The images shown here are from his latest project: a response to Foster and Partner’s evisceration and rejuvenation of the HM Treasury building in London’s Whitehall. In addressing these pictures it seems important to acknowledge that the Treasury is a seat of power: one of the great organs of the state and very different from the architecturally fascinating, but culturally vacant, Millennium Dome.
And yet the irony of his work at the Treasury, designed originally by John McKean Brydon, constructed between 1900 and 1917, and offices of Chancellors of the Exchequer and approximately 700 staff since 1940, is that Power, the artist, in the bare shell left by the demolition crews, found himself affected in an acute and entirely personal manner. The shell of the building, and the trace evidences of its past revealed in the demolition process, transported him straight back to the lesser scale but similarly aged personal environment where he lives with his family. Marks on the by now bare bricked Treasury Building walls provoked memories of the transformation of his own Victorian house and the references to the past that slipped from its fabric as it was transformed into his family’s personal space.
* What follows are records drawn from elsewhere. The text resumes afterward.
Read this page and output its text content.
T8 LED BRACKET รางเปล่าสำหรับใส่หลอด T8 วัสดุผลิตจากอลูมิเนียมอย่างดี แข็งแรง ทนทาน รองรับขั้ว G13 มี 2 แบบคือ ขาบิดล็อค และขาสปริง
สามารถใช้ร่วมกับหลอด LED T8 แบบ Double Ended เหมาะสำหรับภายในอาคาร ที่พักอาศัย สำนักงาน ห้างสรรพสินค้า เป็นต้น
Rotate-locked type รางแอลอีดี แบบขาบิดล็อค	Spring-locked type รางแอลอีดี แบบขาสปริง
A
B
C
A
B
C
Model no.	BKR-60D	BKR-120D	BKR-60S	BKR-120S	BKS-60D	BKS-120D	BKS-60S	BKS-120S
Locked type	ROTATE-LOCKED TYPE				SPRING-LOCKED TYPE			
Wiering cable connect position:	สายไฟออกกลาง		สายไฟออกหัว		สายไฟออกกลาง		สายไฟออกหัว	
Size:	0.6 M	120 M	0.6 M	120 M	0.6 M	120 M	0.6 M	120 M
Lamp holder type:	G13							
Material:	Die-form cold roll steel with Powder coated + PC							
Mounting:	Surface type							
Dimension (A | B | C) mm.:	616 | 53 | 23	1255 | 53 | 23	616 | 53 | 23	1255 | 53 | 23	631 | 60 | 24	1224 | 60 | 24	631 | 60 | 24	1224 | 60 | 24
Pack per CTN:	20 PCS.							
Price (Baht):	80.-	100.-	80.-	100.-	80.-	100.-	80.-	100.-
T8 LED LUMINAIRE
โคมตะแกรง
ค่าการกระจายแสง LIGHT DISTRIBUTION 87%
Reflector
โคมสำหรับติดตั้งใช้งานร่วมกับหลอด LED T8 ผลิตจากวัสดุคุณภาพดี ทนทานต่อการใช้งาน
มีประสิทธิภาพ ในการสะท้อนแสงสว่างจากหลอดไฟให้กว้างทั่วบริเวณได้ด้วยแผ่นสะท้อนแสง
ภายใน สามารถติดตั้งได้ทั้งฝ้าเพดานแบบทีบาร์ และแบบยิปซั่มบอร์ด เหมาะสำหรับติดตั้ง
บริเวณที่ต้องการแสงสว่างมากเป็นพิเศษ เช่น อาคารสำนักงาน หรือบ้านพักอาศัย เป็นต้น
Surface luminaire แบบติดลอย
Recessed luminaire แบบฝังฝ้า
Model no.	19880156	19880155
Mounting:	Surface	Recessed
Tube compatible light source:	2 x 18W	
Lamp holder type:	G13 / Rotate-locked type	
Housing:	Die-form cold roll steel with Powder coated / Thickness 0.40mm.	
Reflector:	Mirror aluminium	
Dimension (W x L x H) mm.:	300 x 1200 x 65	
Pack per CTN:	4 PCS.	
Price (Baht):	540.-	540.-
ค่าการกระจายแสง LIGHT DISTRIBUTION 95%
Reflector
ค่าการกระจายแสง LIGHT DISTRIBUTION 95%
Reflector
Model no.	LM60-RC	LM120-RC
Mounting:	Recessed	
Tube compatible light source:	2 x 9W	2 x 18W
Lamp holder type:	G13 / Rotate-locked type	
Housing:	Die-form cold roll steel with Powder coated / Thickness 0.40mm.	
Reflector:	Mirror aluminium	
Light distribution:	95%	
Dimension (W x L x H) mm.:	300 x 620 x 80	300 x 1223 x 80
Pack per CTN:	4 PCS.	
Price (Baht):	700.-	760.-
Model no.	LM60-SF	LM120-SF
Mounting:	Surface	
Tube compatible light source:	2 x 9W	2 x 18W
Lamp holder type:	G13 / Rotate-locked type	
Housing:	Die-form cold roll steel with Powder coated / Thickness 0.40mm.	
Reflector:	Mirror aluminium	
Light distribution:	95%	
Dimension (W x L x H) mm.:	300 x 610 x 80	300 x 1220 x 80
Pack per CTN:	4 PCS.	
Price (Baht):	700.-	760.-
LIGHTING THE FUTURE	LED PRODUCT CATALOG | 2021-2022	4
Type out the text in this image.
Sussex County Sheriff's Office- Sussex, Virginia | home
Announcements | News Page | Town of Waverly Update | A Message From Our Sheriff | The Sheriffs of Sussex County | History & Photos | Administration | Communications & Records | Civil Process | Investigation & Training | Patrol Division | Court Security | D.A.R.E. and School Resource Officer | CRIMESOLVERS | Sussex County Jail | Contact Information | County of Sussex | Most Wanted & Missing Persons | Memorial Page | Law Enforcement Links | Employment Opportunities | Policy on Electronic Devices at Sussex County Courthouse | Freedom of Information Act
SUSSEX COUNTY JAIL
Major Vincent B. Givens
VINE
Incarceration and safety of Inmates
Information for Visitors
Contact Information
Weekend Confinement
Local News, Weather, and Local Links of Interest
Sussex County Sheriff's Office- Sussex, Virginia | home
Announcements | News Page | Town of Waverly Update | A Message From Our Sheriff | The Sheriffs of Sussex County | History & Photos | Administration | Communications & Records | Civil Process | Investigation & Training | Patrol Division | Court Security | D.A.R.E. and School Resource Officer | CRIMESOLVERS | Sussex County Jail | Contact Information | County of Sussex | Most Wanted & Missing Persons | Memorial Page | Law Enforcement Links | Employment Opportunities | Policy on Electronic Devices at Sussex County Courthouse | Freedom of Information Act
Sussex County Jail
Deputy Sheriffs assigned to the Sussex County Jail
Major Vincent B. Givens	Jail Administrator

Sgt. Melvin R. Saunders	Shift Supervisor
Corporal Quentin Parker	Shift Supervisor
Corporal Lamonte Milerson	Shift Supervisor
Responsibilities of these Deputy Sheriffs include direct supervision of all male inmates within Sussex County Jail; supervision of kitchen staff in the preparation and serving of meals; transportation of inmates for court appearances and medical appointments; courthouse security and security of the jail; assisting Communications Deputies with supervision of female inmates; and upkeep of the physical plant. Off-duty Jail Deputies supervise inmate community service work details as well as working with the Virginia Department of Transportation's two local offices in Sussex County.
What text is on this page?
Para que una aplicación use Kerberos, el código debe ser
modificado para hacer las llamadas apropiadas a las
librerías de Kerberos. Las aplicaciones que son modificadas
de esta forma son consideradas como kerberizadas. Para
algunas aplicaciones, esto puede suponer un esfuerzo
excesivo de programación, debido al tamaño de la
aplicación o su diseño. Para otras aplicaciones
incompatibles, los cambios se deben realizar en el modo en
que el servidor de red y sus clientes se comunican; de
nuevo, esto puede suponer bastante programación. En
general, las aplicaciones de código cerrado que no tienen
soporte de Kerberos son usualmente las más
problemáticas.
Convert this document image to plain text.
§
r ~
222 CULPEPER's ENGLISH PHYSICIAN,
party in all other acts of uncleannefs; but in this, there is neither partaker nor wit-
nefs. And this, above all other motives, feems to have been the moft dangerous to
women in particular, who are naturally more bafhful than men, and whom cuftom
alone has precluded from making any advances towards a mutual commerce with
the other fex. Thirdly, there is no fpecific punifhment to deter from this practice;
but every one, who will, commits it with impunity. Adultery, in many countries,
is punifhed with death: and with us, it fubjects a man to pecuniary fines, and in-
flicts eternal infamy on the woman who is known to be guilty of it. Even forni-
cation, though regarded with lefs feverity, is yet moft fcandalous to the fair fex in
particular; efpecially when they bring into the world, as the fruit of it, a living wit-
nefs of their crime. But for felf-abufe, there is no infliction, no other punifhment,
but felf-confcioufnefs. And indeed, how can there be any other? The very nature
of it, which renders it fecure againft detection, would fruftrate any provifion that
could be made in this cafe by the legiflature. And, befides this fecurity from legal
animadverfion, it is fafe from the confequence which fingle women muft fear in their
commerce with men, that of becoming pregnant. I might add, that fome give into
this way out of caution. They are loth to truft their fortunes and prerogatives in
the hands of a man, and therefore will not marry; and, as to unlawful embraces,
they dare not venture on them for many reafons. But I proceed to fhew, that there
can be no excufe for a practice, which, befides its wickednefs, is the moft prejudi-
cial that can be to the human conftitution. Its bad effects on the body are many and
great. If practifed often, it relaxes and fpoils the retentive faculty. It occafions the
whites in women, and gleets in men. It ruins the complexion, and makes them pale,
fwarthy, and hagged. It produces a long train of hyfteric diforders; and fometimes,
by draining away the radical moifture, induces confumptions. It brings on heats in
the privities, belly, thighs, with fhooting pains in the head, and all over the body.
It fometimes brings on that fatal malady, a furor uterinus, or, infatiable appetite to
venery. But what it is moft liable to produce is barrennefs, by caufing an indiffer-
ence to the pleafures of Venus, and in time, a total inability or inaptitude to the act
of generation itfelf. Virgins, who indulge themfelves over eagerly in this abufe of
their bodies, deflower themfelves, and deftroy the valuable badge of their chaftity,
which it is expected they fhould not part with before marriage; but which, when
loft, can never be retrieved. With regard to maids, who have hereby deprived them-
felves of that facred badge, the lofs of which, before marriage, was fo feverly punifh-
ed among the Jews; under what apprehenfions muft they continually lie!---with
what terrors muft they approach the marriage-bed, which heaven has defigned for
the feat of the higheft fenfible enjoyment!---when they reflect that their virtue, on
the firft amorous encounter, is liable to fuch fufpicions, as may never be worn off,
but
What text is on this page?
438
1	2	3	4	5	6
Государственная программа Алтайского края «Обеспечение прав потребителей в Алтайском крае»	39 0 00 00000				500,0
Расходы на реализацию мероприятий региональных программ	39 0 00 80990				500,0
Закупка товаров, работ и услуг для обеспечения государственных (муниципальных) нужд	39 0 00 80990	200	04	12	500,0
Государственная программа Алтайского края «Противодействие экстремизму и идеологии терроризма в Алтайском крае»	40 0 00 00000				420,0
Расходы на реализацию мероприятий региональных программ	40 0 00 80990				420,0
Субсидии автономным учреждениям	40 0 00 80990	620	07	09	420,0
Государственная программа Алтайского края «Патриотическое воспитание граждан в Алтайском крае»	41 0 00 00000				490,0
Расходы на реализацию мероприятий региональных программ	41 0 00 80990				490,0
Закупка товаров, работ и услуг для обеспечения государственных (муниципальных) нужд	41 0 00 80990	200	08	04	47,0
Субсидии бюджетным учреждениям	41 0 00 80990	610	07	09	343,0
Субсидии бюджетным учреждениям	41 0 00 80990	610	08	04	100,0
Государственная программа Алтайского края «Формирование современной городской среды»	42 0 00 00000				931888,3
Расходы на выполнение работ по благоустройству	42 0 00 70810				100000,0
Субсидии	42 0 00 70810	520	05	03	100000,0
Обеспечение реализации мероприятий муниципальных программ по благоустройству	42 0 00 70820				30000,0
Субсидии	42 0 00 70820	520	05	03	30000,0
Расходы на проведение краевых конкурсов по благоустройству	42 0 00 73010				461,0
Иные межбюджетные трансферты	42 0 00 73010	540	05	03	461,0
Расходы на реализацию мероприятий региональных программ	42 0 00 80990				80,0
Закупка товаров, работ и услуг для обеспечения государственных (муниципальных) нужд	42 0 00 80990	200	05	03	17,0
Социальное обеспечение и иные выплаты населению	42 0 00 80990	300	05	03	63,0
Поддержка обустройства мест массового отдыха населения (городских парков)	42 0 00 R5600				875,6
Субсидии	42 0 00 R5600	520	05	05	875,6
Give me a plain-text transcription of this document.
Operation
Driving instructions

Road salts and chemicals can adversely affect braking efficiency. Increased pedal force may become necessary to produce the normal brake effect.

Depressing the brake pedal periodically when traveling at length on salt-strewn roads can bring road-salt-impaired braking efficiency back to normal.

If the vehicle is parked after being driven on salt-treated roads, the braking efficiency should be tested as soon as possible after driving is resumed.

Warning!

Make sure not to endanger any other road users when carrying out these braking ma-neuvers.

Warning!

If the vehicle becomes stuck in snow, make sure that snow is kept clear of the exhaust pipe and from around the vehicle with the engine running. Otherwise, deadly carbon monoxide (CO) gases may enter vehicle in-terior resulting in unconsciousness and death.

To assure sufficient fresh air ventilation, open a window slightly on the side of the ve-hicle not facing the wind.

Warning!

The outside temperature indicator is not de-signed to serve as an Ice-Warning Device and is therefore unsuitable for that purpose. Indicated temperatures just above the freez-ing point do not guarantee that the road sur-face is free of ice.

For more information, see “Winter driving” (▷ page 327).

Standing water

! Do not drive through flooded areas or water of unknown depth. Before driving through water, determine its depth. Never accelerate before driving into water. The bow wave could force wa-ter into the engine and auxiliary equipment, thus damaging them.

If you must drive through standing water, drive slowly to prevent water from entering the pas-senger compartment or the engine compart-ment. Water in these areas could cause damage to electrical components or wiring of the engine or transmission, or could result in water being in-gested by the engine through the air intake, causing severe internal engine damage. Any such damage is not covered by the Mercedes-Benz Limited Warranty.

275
Power, in his quietly assertive approach, produces an eerie beauty from the detritus with which he is presented; but the strength of this work is found in the manner in which it so clearly becomes a metaphor for memories more universal. History, even in destruction, remains important in a building like The Treasury. A war memorial is carefully preserved, as is an old iron fireplace, wrapped in a film of protective plastic against the rigours of the construction workers, while in another image a collection of scaffolding clamps congregate like bottom feeding molluscs: awaiting their proper task. The great majority of the book concerns itself with the structure in its demolished state, but in a few pages at the back the viewer is afforded an experience of Foster and Partners’ vision of how a modern government should be accommodated. A forest of new hat and coat stands, for example, is pictured waiting: waiting to be dispersed throughout the almost completed building. Bright and modern they may be, but memory sees through such fripperies and leaves me pondering the myriad bowler hatted, brolly carrying, civil servants whose working lives have been spent in the building since it became a working space in 1917.